Additional results (these are returned when storebv option is specified)

e(b) equal to e(MIM_Q) e(V) equal to e(MIM_TLRR) e(N) equal to e(MIM_Nmin) e(cmd) equal to e(MIM_cmd) e(depvar) equal to e(MIM_depvar) e(df_r) equal to e(MIM_dfmin) e(properties) equal to e(MIM_properties)

Individual estimates (these are returned whenever noindividual option is omitted)

+ e(MIM_`k'_matrix) for each matrix returned by the `k'-th application of command * e(MIM_`k'_scalar) for each scalar returned by the `k'-th application of command * e(MIM_`k'_macro) for each macro returned by the `k'-th application of command

Additional results (these are returned when replaying individual estimates)

! e(MIM_`j'_matrix) for each matrix returned by the `j'-th application of command ! e(MIM_`j'_scalar) for each scalar returned by the `j'-th application of command ! e(MIM_`j'_macro) for each macro returned by the `j'-th application of command

------+ where k varies over the values of e(MIM_levels) and matrix, scalar and macro are the names of e-type results returned by command, of type matrix, scalar or macro, respectively * a macro or scalar from a subsequent imputed dataset is only returned if its value differs from the corresponding macro or scalar from the first imputed dataset ! where j is the value specified via the j replay option

Examples - Model Fitting

When invoked for model fitting, mim applies command to each of the imputed datasets in the current MIM dataset, and then combines the individual estimates using Rubin's rules for multiple-imputation-based inferences. In most cases fitting a statistical model to a multiply-imputed dataset with mim is simply a matter of loading the MIM dataset into Stata and executing the desired estimation command, prefixing it with the mim prefix. Several examples are provided below.
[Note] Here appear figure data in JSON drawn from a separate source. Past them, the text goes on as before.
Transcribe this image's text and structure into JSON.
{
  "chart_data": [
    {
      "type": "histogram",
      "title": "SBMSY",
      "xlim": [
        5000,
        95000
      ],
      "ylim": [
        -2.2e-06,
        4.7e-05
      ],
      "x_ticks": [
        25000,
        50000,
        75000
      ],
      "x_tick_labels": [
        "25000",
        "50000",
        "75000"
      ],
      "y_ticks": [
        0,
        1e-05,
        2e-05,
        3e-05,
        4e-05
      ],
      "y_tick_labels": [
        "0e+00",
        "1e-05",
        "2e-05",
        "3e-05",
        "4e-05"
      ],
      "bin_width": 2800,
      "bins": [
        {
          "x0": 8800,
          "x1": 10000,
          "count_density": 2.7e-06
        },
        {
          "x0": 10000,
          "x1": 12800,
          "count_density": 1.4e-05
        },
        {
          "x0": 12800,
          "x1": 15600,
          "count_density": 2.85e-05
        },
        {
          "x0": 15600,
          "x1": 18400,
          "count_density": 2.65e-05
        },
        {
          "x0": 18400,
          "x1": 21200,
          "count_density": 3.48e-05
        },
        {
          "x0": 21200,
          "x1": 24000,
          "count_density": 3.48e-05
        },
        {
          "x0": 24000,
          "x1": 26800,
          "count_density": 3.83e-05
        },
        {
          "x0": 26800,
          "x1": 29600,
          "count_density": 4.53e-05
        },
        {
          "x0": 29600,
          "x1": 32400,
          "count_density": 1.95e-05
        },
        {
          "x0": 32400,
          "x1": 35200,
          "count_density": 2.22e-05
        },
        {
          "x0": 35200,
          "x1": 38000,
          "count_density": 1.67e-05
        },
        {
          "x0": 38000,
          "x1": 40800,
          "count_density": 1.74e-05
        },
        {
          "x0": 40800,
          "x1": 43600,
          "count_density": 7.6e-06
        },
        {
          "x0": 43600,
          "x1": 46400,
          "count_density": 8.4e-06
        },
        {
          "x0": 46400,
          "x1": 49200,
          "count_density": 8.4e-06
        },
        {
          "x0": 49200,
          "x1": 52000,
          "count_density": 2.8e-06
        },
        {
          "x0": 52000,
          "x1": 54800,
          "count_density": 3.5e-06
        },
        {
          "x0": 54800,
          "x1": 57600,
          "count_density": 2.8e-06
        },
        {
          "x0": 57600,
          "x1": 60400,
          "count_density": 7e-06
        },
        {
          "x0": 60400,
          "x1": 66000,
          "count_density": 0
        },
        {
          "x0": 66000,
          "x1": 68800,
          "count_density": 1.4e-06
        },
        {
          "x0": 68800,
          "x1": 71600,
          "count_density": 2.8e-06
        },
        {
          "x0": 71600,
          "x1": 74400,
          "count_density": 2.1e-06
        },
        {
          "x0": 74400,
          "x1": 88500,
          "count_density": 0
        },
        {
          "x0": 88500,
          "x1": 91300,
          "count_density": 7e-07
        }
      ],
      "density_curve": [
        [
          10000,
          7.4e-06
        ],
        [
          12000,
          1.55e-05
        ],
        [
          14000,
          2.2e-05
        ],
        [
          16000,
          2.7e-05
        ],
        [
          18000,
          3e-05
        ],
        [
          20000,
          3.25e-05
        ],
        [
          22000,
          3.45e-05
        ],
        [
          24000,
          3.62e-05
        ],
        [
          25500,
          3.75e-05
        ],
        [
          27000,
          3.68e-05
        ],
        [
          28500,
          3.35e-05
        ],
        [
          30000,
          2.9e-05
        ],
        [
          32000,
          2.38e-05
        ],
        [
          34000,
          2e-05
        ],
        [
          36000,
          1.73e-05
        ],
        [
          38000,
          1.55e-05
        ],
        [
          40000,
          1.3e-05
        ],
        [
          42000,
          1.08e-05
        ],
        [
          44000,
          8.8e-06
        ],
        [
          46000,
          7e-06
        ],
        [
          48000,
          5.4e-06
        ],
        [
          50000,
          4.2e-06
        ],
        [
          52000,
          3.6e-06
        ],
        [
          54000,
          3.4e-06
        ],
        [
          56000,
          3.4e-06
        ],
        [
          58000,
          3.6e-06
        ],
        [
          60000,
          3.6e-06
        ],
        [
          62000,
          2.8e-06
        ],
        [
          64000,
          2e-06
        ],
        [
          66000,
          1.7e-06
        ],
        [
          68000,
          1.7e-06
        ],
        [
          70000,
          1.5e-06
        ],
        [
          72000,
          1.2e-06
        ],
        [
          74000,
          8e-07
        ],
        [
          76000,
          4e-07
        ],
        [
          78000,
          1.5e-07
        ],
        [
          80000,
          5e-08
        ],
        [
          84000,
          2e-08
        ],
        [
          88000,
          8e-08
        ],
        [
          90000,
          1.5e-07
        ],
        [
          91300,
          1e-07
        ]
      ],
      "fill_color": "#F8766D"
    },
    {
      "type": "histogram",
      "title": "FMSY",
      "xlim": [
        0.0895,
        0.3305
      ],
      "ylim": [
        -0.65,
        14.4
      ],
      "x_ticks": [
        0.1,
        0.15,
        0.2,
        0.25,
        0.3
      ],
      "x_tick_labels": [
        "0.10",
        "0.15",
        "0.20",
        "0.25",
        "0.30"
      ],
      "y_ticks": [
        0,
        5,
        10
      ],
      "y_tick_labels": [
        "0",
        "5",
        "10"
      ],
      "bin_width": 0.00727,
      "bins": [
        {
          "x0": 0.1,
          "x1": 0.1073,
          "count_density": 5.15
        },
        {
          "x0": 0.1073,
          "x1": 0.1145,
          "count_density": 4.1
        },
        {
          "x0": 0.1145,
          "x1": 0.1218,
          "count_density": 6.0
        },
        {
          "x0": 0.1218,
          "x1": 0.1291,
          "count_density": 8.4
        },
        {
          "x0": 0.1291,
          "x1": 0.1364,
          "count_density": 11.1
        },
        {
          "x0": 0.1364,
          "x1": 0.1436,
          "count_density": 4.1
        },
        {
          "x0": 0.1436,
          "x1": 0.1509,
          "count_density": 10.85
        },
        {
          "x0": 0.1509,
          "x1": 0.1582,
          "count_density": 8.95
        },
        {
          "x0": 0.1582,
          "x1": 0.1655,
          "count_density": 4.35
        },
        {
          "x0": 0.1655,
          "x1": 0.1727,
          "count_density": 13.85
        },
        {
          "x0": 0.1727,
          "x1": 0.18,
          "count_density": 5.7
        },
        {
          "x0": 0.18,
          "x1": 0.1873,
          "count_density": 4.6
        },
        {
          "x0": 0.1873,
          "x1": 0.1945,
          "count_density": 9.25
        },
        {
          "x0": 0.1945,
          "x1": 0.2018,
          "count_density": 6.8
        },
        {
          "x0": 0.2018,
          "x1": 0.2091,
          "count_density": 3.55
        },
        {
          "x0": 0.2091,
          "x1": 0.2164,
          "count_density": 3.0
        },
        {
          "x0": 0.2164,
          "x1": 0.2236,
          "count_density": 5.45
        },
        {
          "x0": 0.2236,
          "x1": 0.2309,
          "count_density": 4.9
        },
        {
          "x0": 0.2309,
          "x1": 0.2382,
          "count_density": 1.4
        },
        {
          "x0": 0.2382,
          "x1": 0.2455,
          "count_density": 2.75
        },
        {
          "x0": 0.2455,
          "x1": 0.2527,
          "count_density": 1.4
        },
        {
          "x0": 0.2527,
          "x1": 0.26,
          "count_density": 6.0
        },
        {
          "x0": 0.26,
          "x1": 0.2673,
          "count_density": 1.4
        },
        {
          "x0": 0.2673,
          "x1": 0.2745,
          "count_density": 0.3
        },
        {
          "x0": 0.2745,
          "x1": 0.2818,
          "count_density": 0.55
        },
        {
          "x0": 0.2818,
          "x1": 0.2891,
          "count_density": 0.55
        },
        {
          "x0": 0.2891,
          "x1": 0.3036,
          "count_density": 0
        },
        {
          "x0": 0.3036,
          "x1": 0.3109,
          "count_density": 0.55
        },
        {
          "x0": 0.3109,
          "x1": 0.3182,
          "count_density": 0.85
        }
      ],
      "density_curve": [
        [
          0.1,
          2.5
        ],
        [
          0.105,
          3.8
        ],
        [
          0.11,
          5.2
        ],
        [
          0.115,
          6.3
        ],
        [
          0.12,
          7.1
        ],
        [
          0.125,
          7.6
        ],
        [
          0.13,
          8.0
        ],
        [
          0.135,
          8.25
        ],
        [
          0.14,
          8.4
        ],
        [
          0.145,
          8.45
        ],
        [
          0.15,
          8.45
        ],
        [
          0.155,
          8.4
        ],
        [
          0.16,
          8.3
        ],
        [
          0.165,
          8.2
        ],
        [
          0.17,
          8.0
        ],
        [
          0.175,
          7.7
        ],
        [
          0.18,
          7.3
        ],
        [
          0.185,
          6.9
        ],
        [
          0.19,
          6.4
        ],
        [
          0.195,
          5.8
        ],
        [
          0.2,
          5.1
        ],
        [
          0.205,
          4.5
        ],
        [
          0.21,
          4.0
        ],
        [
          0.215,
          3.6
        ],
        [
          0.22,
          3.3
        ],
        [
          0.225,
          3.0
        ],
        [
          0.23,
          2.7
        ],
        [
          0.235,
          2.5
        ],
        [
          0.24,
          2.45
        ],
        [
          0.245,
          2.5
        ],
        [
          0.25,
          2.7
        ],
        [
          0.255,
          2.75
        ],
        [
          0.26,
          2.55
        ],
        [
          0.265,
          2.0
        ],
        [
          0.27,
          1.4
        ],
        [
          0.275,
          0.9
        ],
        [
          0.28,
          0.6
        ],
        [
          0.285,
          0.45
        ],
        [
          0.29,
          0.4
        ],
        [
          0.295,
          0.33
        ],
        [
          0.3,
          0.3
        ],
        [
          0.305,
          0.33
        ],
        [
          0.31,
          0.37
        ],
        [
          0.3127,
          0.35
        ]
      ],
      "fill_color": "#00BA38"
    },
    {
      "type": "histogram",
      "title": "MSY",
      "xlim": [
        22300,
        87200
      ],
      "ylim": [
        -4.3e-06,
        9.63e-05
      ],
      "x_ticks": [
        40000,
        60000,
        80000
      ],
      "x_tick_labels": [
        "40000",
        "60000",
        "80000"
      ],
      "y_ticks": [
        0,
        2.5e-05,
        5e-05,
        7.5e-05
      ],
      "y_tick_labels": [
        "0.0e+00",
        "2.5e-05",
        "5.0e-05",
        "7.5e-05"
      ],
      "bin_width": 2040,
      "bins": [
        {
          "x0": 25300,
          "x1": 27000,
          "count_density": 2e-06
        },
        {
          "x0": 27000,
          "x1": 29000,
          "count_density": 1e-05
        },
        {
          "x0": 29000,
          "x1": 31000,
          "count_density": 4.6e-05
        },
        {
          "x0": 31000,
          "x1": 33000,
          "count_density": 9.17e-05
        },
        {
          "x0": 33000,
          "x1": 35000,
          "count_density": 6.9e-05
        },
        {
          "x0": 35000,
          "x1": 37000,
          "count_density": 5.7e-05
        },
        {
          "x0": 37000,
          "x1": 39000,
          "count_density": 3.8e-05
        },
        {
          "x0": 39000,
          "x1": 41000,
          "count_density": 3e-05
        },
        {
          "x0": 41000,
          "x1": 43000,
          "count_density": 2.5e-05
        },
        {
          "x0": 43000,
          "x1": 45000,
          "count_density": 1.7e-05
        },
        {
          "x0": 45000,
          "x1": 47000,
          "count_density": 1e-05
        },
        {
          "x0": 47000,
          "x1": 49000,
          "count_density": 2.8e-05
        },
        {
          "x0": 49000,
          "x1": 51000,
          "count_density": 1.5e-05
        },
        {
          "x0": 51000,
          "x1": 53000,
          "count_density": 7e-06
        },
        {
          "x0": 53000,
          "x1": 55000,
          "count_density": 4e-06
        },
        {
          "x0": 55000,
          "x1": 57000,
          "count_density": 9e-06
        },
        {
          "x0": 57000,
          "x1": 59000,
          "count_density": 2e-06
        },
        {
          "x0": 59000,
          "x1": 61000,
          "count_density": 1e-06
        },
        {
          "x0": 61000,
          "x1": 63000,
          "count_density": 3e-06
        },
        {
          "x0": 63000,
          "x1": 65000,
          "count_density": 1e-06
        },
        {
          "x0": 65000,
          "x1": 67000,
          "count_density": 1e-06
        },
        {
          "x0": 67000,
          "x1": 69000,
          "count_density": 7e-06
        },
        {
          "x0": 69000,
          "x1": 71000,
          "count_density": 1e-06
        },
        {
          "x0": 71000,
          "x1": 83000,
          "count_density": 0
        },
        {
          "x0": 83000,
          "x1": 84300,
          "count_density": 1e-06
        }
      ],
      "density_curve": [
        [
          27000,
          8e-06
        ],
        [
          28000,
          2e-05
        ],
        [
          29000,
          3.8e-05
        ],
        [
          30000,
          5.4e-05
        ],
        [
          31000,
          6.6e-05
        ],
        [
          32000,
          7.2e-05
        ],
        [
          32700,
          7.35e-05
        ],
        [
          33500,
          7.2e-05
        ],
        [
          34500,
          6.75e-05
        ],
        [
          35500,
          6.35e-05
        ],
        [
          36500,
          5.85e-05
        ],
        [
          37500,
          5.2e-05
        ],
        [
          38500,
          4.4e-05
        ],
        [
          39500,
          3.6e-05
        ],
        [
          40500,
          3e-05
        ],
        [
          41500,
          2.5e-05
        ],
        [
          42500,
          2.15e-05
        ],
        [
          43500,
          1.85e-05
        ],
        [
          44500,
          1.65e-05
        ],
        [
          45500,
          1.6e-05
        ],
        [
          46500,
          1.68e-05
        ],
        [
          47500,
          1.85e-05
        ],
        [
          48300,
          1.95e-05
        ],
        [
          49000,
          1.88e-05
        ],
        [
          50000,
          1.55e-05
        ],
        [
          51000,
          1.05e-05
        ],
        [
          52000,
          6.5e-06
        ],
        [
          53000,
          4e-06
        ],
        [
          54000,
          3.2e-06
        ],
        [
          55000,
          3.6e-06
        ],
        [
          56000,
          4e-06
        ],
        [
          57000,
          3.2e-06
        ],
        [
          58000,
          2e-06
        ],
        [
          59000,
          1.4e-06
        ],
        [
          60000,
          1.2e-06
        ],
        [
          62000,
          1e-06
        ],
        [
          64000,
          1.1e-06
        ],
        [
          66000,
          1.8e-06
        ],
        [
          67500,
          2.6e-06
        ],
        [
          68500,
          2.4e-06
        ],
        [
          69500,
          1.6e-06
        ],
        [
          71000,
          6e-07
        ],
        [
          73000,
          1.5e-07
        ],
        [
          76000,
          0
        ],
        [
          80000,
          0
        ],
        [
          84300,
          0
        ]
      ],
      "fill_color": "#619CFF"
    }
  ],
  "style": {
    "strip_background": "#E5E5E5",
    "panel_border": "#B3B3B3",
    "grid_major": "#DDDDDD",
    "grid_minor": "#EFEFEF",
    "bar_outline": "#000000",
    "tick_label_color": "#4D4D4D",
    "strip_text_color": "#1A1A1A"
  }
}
. use mymimdataset1, clear . mim: regress y x1 x2 x3 x4

. use mymimdataset2, clear . mim: logistic y x1 x2, coef

. use mymimdataset3, clear . xi: mim: glm low age lwt i.race smoke ptl ht ui, f(bin) l(logit) le(90)

. use mymimdataset4, clear . mim: svy: proportion heartatk . mim: svy: logistic heartatk age weight height . mim, noi: svy jackknife, nodots: logit highbp height weight age age2 female black, or

. use mymimdataset5, clear . mim: xtmixed gsp private emp water other unemp || region: R.state, l(90)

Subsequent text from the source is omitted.